When a company is unviable, the best solution involves both the promoters and the lenders—usually banks—taking a reasonable haircut and moving on; once the firm has both less debt and equity to service, the chances of its survival improve dramatically. That, in fact, is the principle behind the Insolvency and Bankruptcy Code that is being worked out through various benches of the National Company Law Tribunal (NCLT) across the country. Technically, since there has been very little progress in restructuring of these accounts, these companies have been admitted for being wound up. But since what gets recovered in such a process is really small, the hope is that in the period allowed for resolution, both promoters and bankers will come to an agreement on the haircuts. Given the dramatic rise in NPAs—between just March 2015 and June 2017, these rose by Rs 4.6 lakh crore—it is vital that a quick solution be found; in just the first 12 cases, RBI forced banks to refer to NCLT, the amounts involved are a whopping Rs 2.4 lakh crore. While there have already been cases like Synergy Dooray where it is alleged that gaps in the NCLT process have been exploited by the promoters, newspaper reports are suggesting there may be other gaps as well. One such could be a promoter floating another company, or using an existing group firm/subsidiary to bid at the NCLT.

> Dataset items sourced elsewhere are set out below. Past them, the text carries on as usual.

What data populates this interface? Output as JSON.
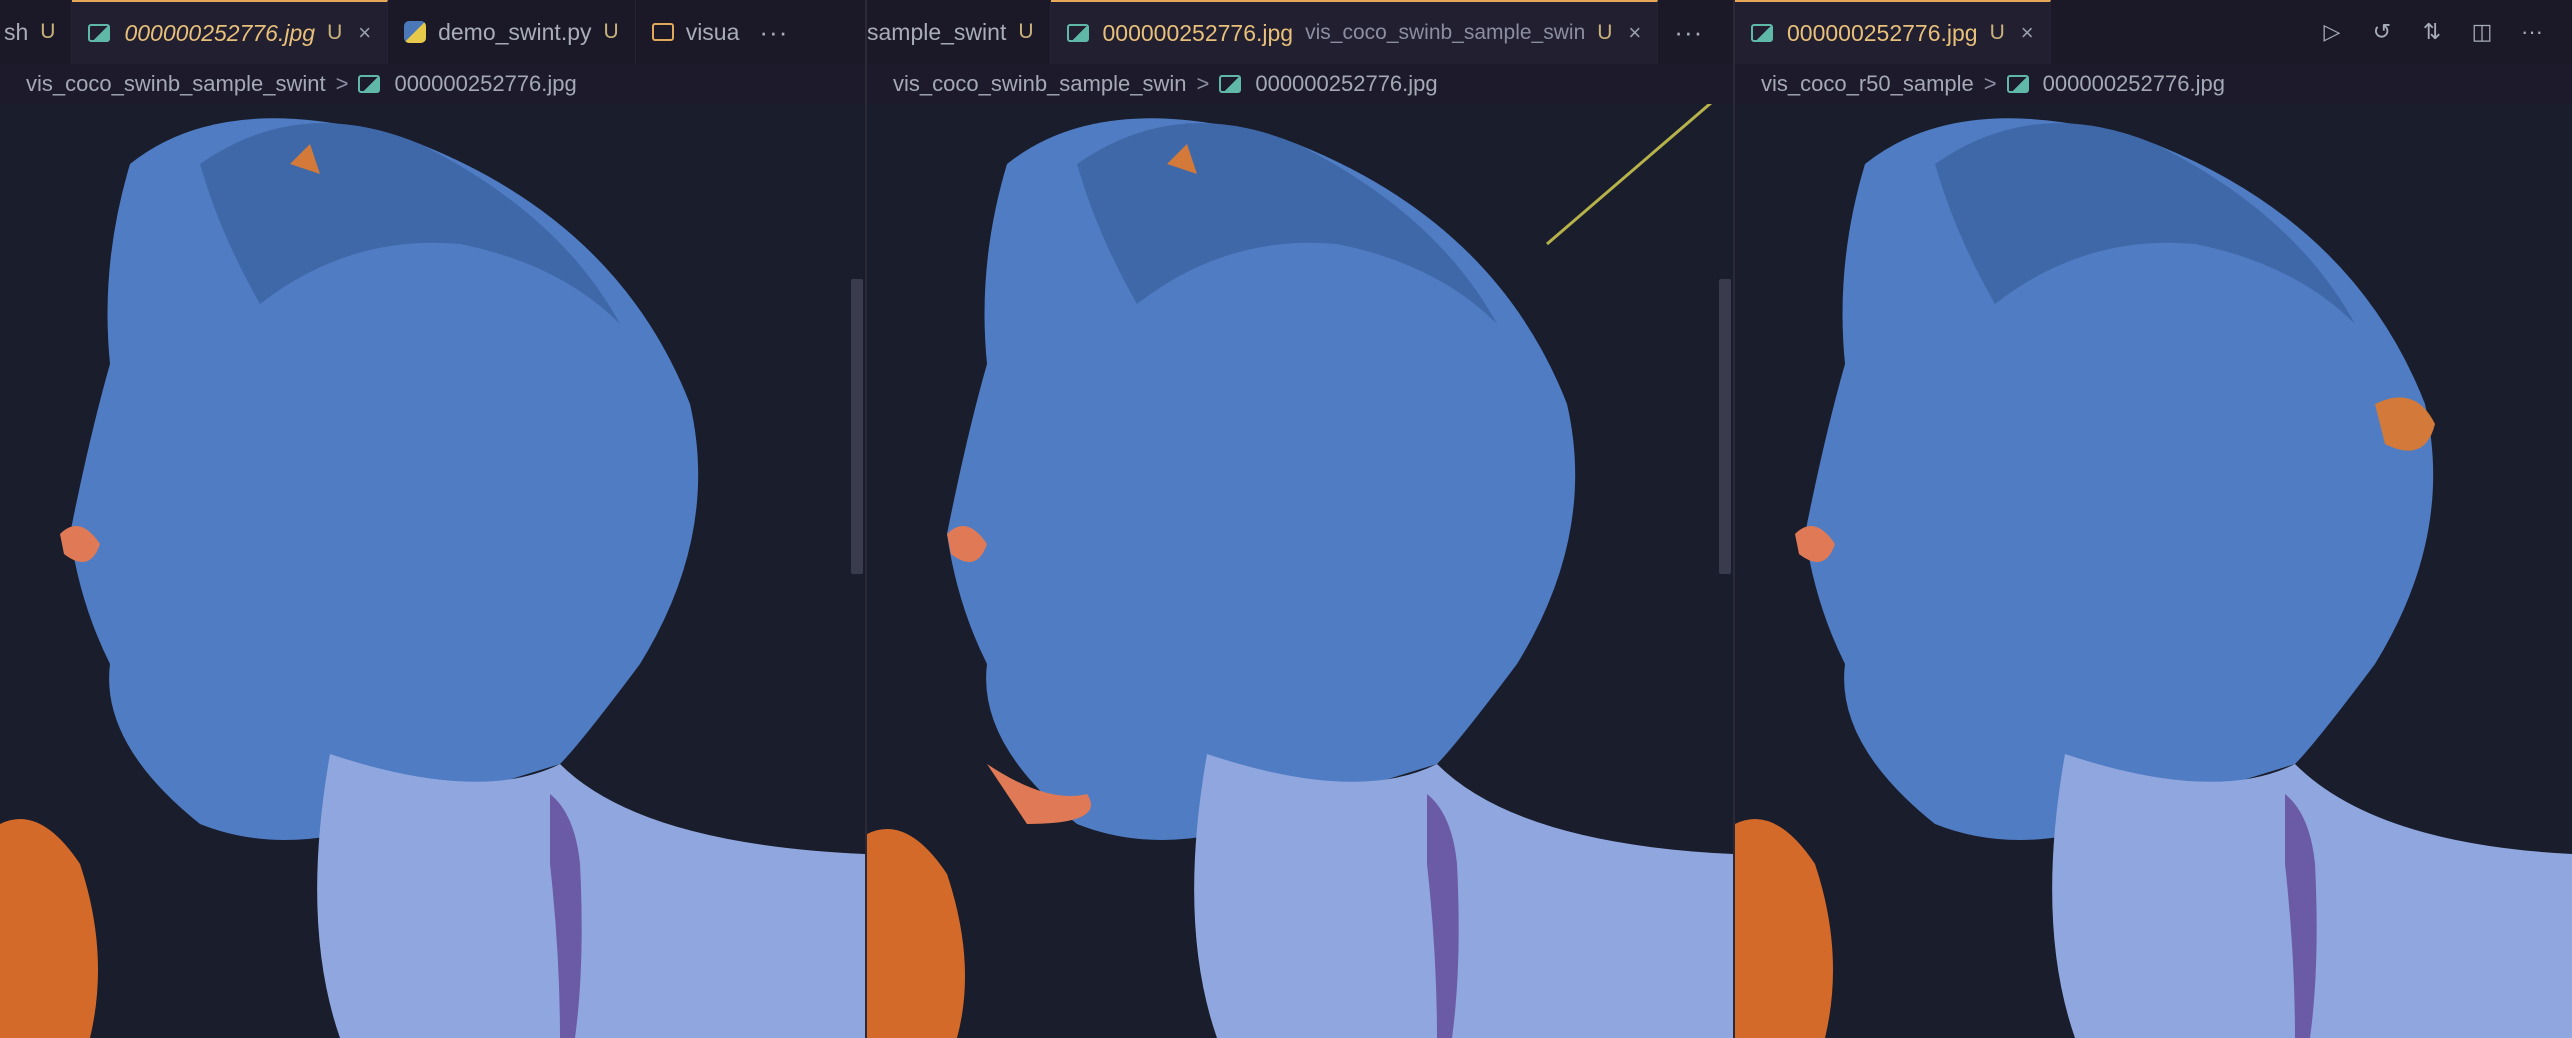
{
  "pane1": {
    "tabs": [
      {
        "name": "sh",
        "mod": "U"
      },
      {
        "name": "000000252776.jpg",
        "mod": "U",
        "close": "×"
      },
      {
        "name": "demo_swint.py",
        "mod": "U"
      },
      {
        "name": "visua"
      }
    ],
    "more": "···",
    "breadcrumb": {
      "folder": "vis_coco_swinb_sample_swint",
      "file": "000000252776.jpg"
    }
  },
  "pane2": {
    "tabs": [
      {
        "name": "sample_swint",
        "mod": "U"
      },
      {
        "name": "000000252776.jpg",
        "desc": "vis_coco_swinb_sample_swin",
        "mod": "U",
        "close": "×"
      }
    ],
    "more": "···",
    "breadcrumb": {
      "folder": "vis_coco_swinb_sample_swin",
      "file": "000000252776.jpg"
    }
  },
  "pane3": {
    "tabs": [
      {
        "name": "000000252776.jpg",
        "mod": "U",
        "close": "×"
      }
    ],
    "actions": [
      "run-icon",
      "history-icon",
      "compare-changes-icon",
      "split-editor-icon",
      "more-actions-icon"
    ],
    "more": "···",
    "breadcrumb": {
      "folder": "vis_coco_r50_sample",
      "file": "000000252776.jpg"
    }
  },
  "separator": ">",
  "colors": {
    "accent": "#e8a85a",
    "modified": "#c9b27a",
    "image_icon": "#5fb8a8",
    "mask_overlay": "#5a86d6"
  }
}
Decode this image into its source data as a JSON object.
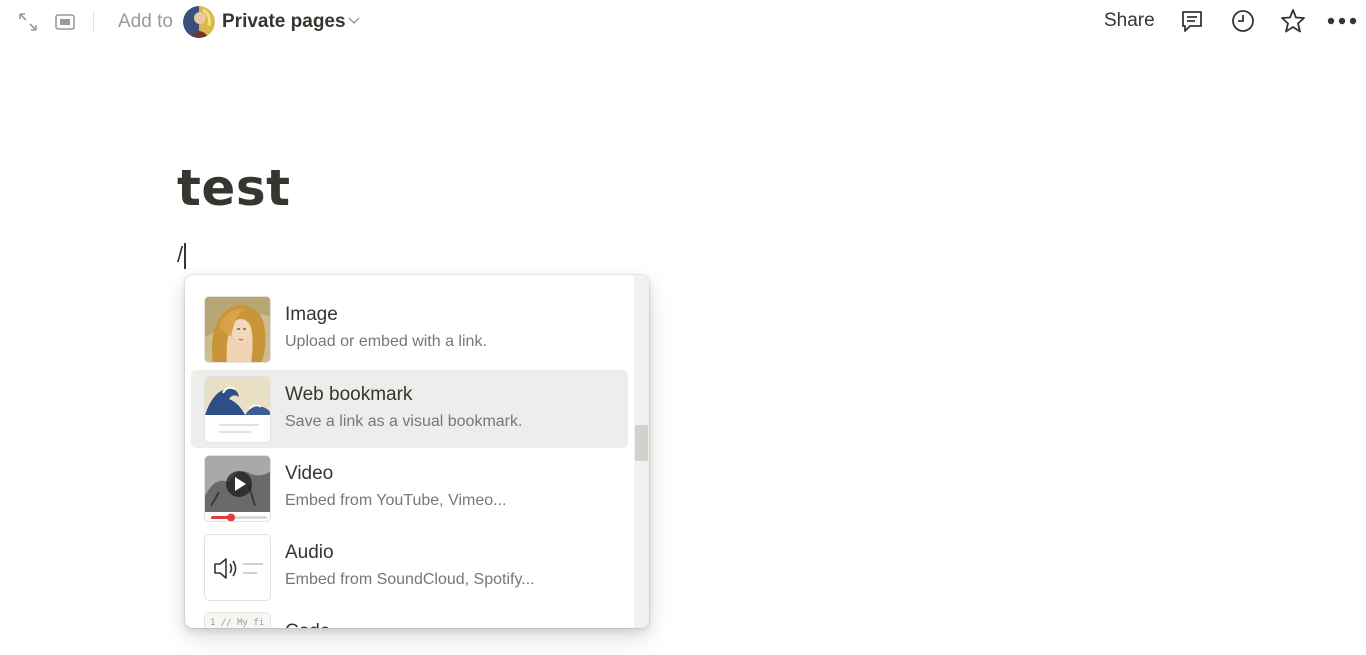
{
  "topbar": {
    "add_to_label": "Add to",
    "workspace_name": "Private pages",
    "share_label": "Share"
  },
  "page": {
    "title": "test",
    "editor_text": "/"
  },
  "slash_menu": {
    "items": [
      {
        "title": "Image",
        "description": "Upload or embed with a link.",
        "icon": "image-thumbnail",
        "selected": false
      },
      {
        "title": "Web bookmark",
        "description": "Save a link as a visual bookmark.",
        "icon": "web-bookmark-thumbnail",
        "selected": true
      },
      {
        "title": "Video",
        "description": "Embed from YouTube, Vimeo...",
        "icon": "video-thumbnail",
        "selected": false
      },
      {
        "title": "Audio",
        "description": "Embed from SoundCloud, Spotify...",
        "icon": "audio-thumbnail",
        "selected": false
      },
      {
        "title": "Code",
        "description": "",
        "icon": "code-thumbnail",
        "selected": false
      }
    ]
  },
  "colors": {
    "text": "#37352f",
    "muted": "#9b9a97",
    "selected_bg": "#ededec"
  }
}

So, let’s say a company has a Rs 10,000 crore that is clearly unsustainable and, say, gets sustainable at a level of Rs 4,000 crore. If, as part of the NCLT process, the bank loan is reduced, and a completely different set of promoters buys the firm, that is one thing. But if the existing promoter gets to buy his own company—with the banks taking a considerable haircut on their debt—that is quite another situation. Since the promoters whose companies are at the NCLT have been defaulting for years and have, in many cases, also been accused of siphoning off funds, the principle behind NCLT was that, in at least the most egregious cases, the original promoters would be shown the door.
If, however, the original promoters get to regain control of their companies, the optics of this are going to be very poor. In which case, even if the government does not wish to make any changes to the law, it has to ensure the bankers—who will be the mainstay of the creditors committee—carefully vet the new bidders so as to ensure against allowing the original promoters to regain control; if need be, the committees have to insist the corporate veil be pierced to know the identity of the promoters behind every bidding firm.